BUDAPEST FESTIVAL ORCHESTRA ENJOYS SUCCESS IN PARIS WITH DEZSŐ RÁNKI
On Monday evening, the Budapest Festival Orchestra held an extremely successful concert in Paris comprising the works of Bartók and Schubert: the almost two thousand people in the Salle Pleyel in Paris reserved some of their rapturous applause for pianist Dezső Ránki, who stepped in to replace András Schiff in the solo of the Second Concerto after he suddenly fell ill.
We were extremely lucky that Dezső Ránki was able to replace András Schiff who came down with flu – said music director Iván Fischer after the concert. The conductor also revealed that the change came to light only three days before the concert, and he personally recommended Dezső Ránki to the French organisers of the concert after the pianist had previously played the same work with the Budapest Festival Orchestra.

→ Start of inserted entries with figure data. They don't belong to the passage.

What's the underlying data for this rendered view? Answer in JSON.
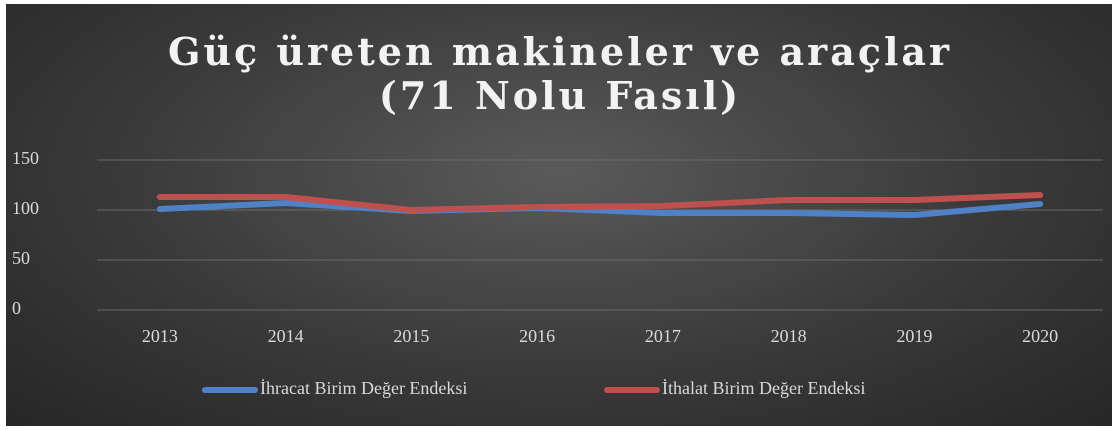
{
  "chart_data": {
    "type": "line",
    "title": "Güç üreten makineler ve araçlar (71 Nolu Fasıl)",
    "categories": [
      "2013",
      "2014",
      "2015",
      "2016",
      "2017",
      "2018",
      "2019",
      "2020"
    ],
    "series": [
      {
        "name": "İhracat Birim Değer Endeksi",
        "color": "#4f81c7",
        "values": [
          101,
          107,
          99,
          102,
          97,
          97,
          95,
          106
        ]
      },
      {
        "name": "İthalat Birim Değer Endeksi",
        "color": "#c0504d",
        "values": [
          113,
          113,
          100,
          103,
          104,
          110,
          110,
          115
        ]
      }
    ],
    "ylim": [
      0,
      150
    ],
    "yticks": [
      0,
      50,
      100,
      150
    ],
    "grid": true,
    "legend": "bottom"
  }
}
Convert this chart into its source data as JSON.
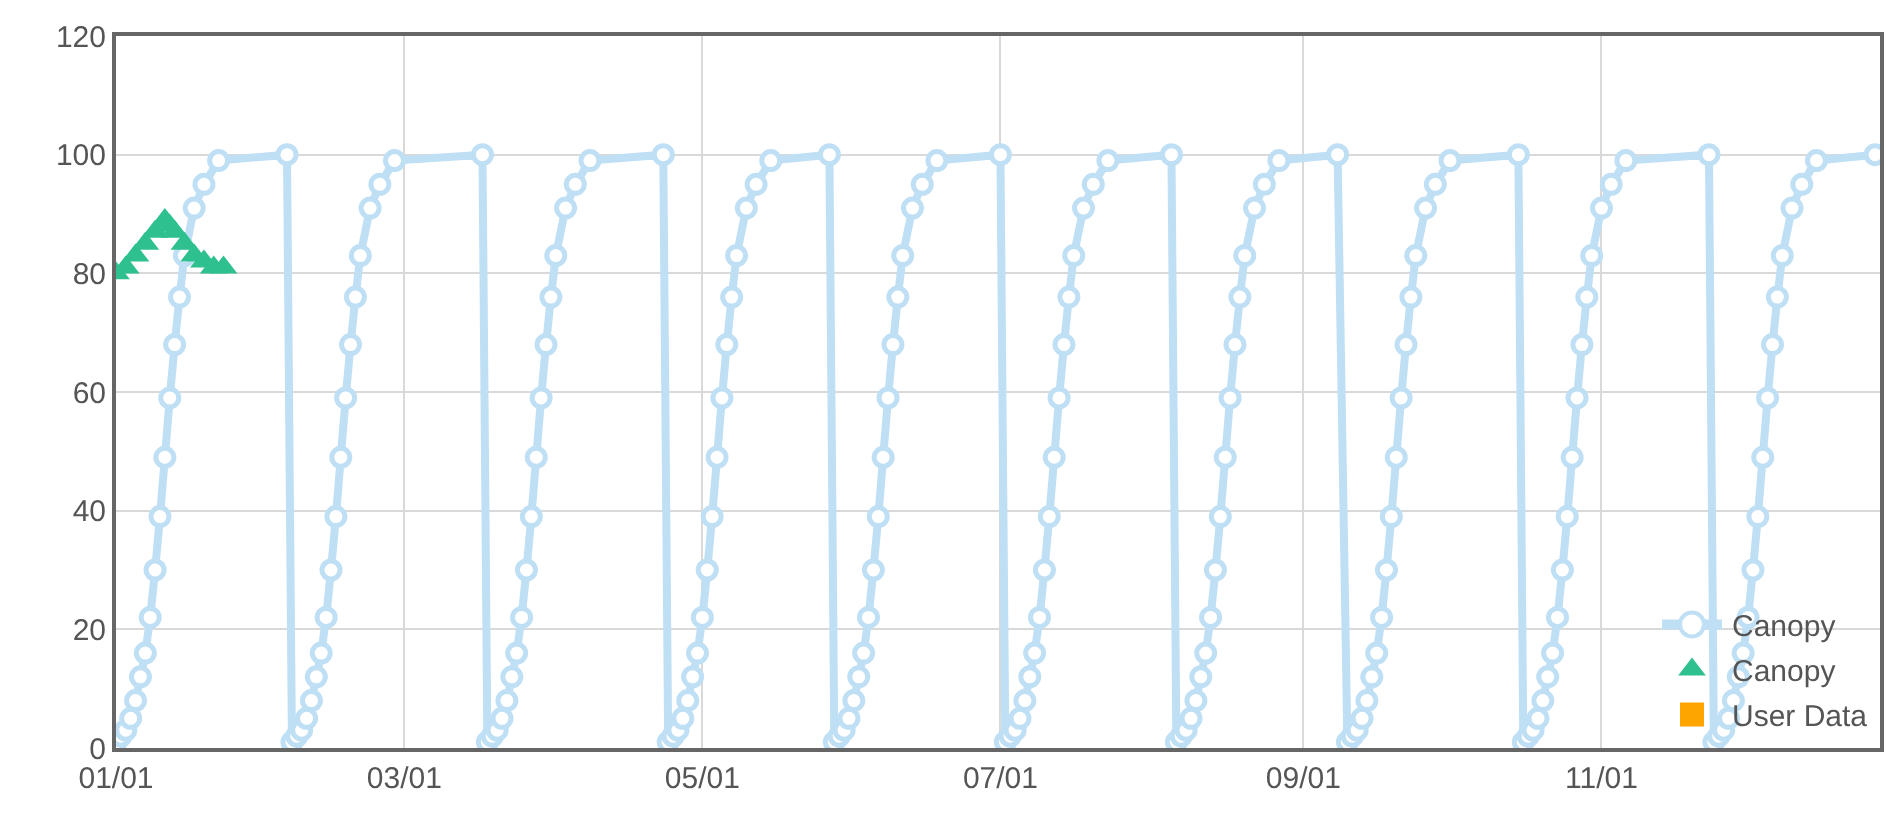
{
  "chart_data": {
    "type": "line",
    "xlim": [
      "--01-01",
      "--12-28"
    ],
    "xticks": [
      {
        "value": "--01-01",
        "label": "01/01"
      },
      {
        "value": "--03-01",
        "label": "03/01"
      },
      {
        "value": "--05-01",
        "label": "05/01"
      },
      {
        "value": "--07-01",
        "label": "07/01"
      },
      {
        "value": "--09-01",
        "label": "09/01"
      },
      {
        "value": "--11-01",
        "label": "11/01"
      }
    ],
    "ylim": [
      0,
      120
    ],
    "yticks": [
      0,
      20,
      40,
      60,
      80,
      100,
      120
    ],
    "grid": true,
    "legend": "bottom right",
    "series": [
      {
        "name": "Canopy",
        "marker": "circle",
        "color": "#bfdff5",
        "x": [
          "--01-01",
          "--01-02",
          "--01-03",
          "--01-04",
          "--01-05",
          "--01-06",
          "--01-07",
          "--01-08",
          "--01-09",
          "--01-10",
          "--01-11",
          "--01-12",
          "--01-13",
          "--01-14",
          "--01-15",
          "--01-17",
          "--01-19",
          "--01-22",
          "--02-05",
          "--02-06",
          "--02-07",
          "--02-08",
          "--02-09",
          "--02-10",
          "--02-11",
          "--02-12",
          "--02-13",
          "--02-14",
          "--02-15",
          "--02-16",
          "--02-17",
          "--02-18",
          "--02-19",
          "--02-20",
          "--02-22",
          "--02-24",
          "--02-27",
          "--03-17",
          "--03-18",
          "--03-19",
          "--03-20",
          "--03-21",
          "--03-22",
          "--03-23",
          "--03-24",
          "--03-25",
          "--03-26",
          "--03-27",
          "--03-28",
          "--03-29",
          "--03-30",
          "--03-31",
          "--04-01",
          "--04-03",
          "--04-05",
          "--04-08",
          "--04-23",
          "--04-24",
          "--04-25",
          "--04-26",
          "--04-27",
          "--04-28",
          "--04-29",
          "--04-30",
          "--05-01",
          "--05-02",
          "--05-03",
          "--05-04",
          "--05-05",
          "--05-06",
          "--05-07",
          "--05-08",
          "--05-10",
          "--05-12",
          "--05-15",
          "--05-27",
          "--05-28",
          "--05-29",
          "--05-30",
          "--05-31",
          "--06-01",
          "--06-02",
          "--06-03",
          "--06-04",
          "--06-05",
          "--06-06",
          "--06-07",
          "--06-08",
          "--06-09",
          "--06-10",
          "--06-11",
          "--06-13",
          "--06-15",
          "--06-18",
          "--07-01",
          "--07-02",
          "--07-03",
          "--07-04",
          "--07-05",
          "--07-06",
          "--07-07",
          "--07-08",
          "--07-09",
          "--07-10",
          "--07-11",
          "--07-12",
          "--07-13",
          "--07-14",
          "--07-15",
          "--07-16",
          "--07-18",
          "--07-20",
          "--07-23",
          "--08-05",
          "--08-06",
          "--08-07",
          "--08-08",
          "--08-09",
          "--08-10",
          "--08-11",
          "--08-12",
          "--08-13",
          "--08-14",
          "--08-15",
          "--08-16",
          "--08-17",
          "--08-18",
          "--08-19",
          "--08-20",
          "--08-22",
          "--08-24",
          "--08-27",
          "--09-08",
          "--09-10",
          "--09-11",
          "--09-12",
          "--09-13",
          "--09-14",
          "--09-15",
          "--09-16",
          "--09-17",
          "--09-18",
          "--09-19",
          "--09-20",
          "--09-21",
          "--09-22",
          "--09-23",
          "--09-24",
          "--09-26",
          "--09-28",
          "--10-01",
          "--10-15",
          "--10-16",
          "--10-17",
          "--10-18",
          "--10-19",
          "--10-20",
          "--10-21",
          "--10-22",
          "--10-23",
          "--10-24",
          "--10-25",
          "--10-26",
          "--10-27",
          "--10-28",
          "--10-29",
          "--10-30",
          "--11-01",
          "--11-03",
          "--11-06",
          "--11-23",
          "--11-24",
          "--11-25",
          "--11-26",
          "--11-27",
          "--11-28",
          "--11-29",
          "--11-30",
          "--12-01",
          "--12-02",
          "--12-03",
          "--12-04",
          "--12-05",
          "--12-06",
          "--12-07",
          "--12-08",
          "--12-10",
          "--12-12",
          "--12-15",
          "--12-27"
        ],
        "values": [
          1,
          2,
          3,
          5,
          8,
          12,
          16,
          22,
          30,
          39,
          49,
          59,
          68,
          76,
          83,
          91,
          95,
          99,
          100,
          1,
          2,
          3,
          5,
          8,
          12,
          16,
          22,
          30,
          39,
          49,
          59,
          68,
          76,
          83,
          91,
          95,
          99,
          100,
          1,
          2,
          3,
          5,
          8,
          12,
          16,
          22,
          30,
          39,
          49,
          59,
          68,
          76,
          83,
          91,
          95,
          99,
          100,
          1,
          2,
          3,
          5,
          8,
          12,
          16,
          22,
          30,
          39,
          49,
          59,
          68,
          76,
          83,
          91,
          95,
          99,
          100,
          1,
          2,
          3,
          5,
          8,
          12,
          16,
          22,
          30,
          39,
          49,
          59,
          68,
          76,
          83,
          91,
          95,
          99,
          100,
          1,
          2,
          3,
          5,
          8,
          12,
          16,
          22,
          30,
          39,
          49,
          59,
          68,
          76,
          83,
          91,
          95,
          99,
          100,
          1,
          2,
          3,
          5,
          8,
          12,
          16,
          22,
          30,
          39,
          49,
          59,
          68,
          76,
          83,
          91,
          95,
          99,
          100,
          1,
          2,
          3,
          5,
          8,
          12,
          16,
          22,
          30,
          39,
          49,
          59,
          68,
          76,
          83,
          91,
          95,
          99,
          100,
          1,
          2,
          3,
          5,
          8,
          12,
          16,
          22,
          30,
          39,
          49,
          59,
          68,
          76,
          83,
          91,
          95,
          99,
          100,
          1,
          2,
          3,
          5,
          8,
          12,
          16,
          22,
          30,
          39,
          49,
          59,
          68,
          76,
          83,
          91,
          95,
          99,
          100
        ]
      },
      {
        "name": "Canopy",
        "type": "scatter",
        "marker": "triangle",
        "color": "#2ec08e",
        "x": [
          "--01-01",
          "--01-03",
          "--01-05",
          "--01-07",
          "--01-09",
          "--01-11",
          "--01-12",
          "--01-13",
          "--01-15",
          "--01-17",
          "--01-19",
          "--01-21",
          "--01-23"
        ],
        "values": [
          80,
          81,
          83,
          85,
          87,
          89,
          88,
          87,
          85,
          83,
          82,
          81,
          81
        ]
      },
      {
        "name": "User Data",
        "type": "scatter",
        "marker": "square",
        "color": "#ffa500"
      }
    ]
  }
}
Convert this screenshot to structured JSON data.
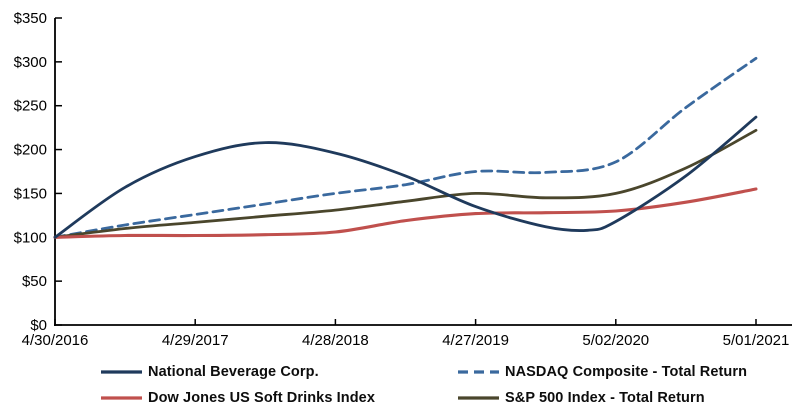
{
  "chart": {
    "background": "#ffffff",
    "axis_color": "#000000",
    "tick_label_color": "#000000",
    "axis_font_size": 15
  },
  "chart_data": {
    "type": "line",
    "title": "",
    "xlabel": "",
    "ylabel": "",
    "ylim": [
      0,
      350
    ],
    "ytick_step": 50,
    "ytick_labels": [
      "$0",
      "$50",
      "$100",
      "$150",
      "$200",
      "$250",
      "$300",
      "$350"
    ],
    "categories": [
      "4/30/2016",
      "4/29/2017",
      "4/28/2018",
      "4/27/2019",
      "5/02/2020",
      "5/01/2021"
    ],
    "grid": false,
    "legend_position": "bottom",
    "line_style": "smoothed",
    "series": [
      {
        "name": "National Beverage Corp.",
        "color": "#1f3a5c",
        "dash": "solid",
        "width": 2.8,
        "values": [
          100,
          192,
          196,
          135,
          118,
          237
        ],
        "samples": [
          [
            0,
            100
          ],
          [
            0.5,
            157
          ],
          [
            1,
            192
          ],
          [
            1.5,
            208
          ],
          [
            2,
            196
          ],
          [
            2.5,
            170
          ],
          [
            3,
            135
          ],
          [
            3.5,
            112
          ],
          [
            3.8,
            108
          ],
          [
            4,
            118
          ],
          [
            4.5,
            170
          ],
          [
            5,
            237
          ]
        ]
      },
      {
        "name": "NASDAQ Composite - Total Return",
        "color": "#3a699e",
        "dash": "dashed",
        "width": 2.8,
        "values": [
          100,
          126,
          150,
          175,
          186,
          304
        ],
        "samples": [
          [
            0,
            100
          ],
          [
            0.5,
            114
          ],
          [
            1,
            126
          ],
          [
            1.5,
            138
          ],
          [
            2,
            150
          ],
          [
            2.5,
            160
          ],
          [
            3,
            175
          ],
          [
            3.5,
            174
          ],
          [
            4,
            186
          ],
          [
            4.5,
            248
          ],
          [
            5,
            304
          ]
        ]
      },
      {
        "name": "Dow Jones US Soft Drinks Index",
        "color": "#c0504d",
        "dash": "solid",
        "width": 3.1,
        "values": [
          100,
          102,
          106,
          127,
          130,
          155
        ],
        "samples": [
          [
            0,
            100
          ],
          [
            0.5,
            102
          ],
          [
            1,
            102
          ],
          [
            1.5,
            103
          ],
          [
            2,
            106
          ],
          [
            2.5,
            119
          ],
          [
            3,
            127
          ],
          [
            3.5,
            128
          ],
          [
            4,
            130
          ],
          [
            4.5,
            140
          ],
          [
            5,
            155
          ]
        ]
      },
      {
        "name": "S&P 500 Index - Total Return",
        "color": "#4a462c",
        "dash": "solid",
        "width": 2.8,
        "values": [
          100,
          117,
          131,
          150,
          150,
          222
        ],
        "samples": [
          [
            0,
            100
          ],
          [
            0.5,
            110
          ],
          [
            1,
            117
          ],
          [
            1.5,
            124
          ],
          [
            2,
            131
          ],
          [
            2.5,
            141
          ],
          [
            3,
            150
          ],
          [
            3.5,
            145
          ],
          [
            4,
            150
          ],
          [
            4.5,
            179
          ],
          [
            5,
            222
          ]
        ]
      }
    ]
  },
  "legend": {
    "rows": 2,
    "columns": 2,
    "items": [
      {
        "series_index": 0,
        "col": 0,
        "row": 0
      },
      {
        "series_index": 1,
        "col": 1,
        "row": 0
      },
      {
        "series_index": 2,
        "col": 0,
        "row": 1
      },
      {
        "series_index": 3,
        "col": 1,
        "row": 1
      }
    ]
  }
}
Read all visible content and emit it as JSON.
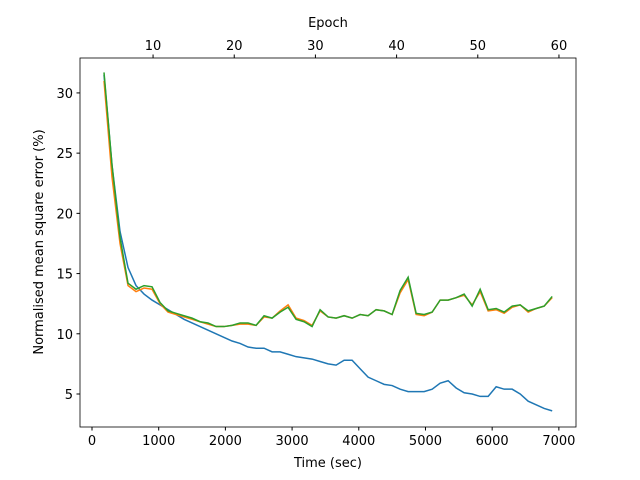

The first half of the concert comprised Béla Bartók’s Peasant Songs and Piano Concerto No. 2, while after the interval the orchestra played Franz Schubert’s Symphony No. 9. A few months after the orchestra’s major tour of the USA and Europe last year, Iván Fischer said the “last and overdue stop was Paris” with the Bartók-Schubert programme.
– It was fantastic to see the enthusiasm of the Parisian audience – said Iván Fischer, referring to the fact that he asked the audience to vote at the end of the concert whether they would like to hear Bartók or Schubert in the encore. The audience shouted out both of the composers’ names in turn, and so after it transpired that both Bartók and Schubert were equally popular, the orchestra played short excerpts of the works of both composers in the encore.
The conductor believes that there is strong kinship between the two seemingly very different composers, and this is why he paired them together. – These are two composers speaking two very different languages yet whose works are strikingly similar in content: People encounter very profound poetic emotions through Bartók’s works, and Schubert was the first major creator of such emotions – said Iván Fischer.
The “permanent relationship” between the orchestra and one of the most prominent French concert halls is “extremely successful”, in the words of the music director; the Budapest Festival Orchestra is considered a returning guest at the Salle Pleyel, taking to the stage here most recently one year ago as part of the international Liszt Ferenc Year, and set to return in September.
The Festival Orchestra will next be performing in Hungary on 29 March in Veszprém.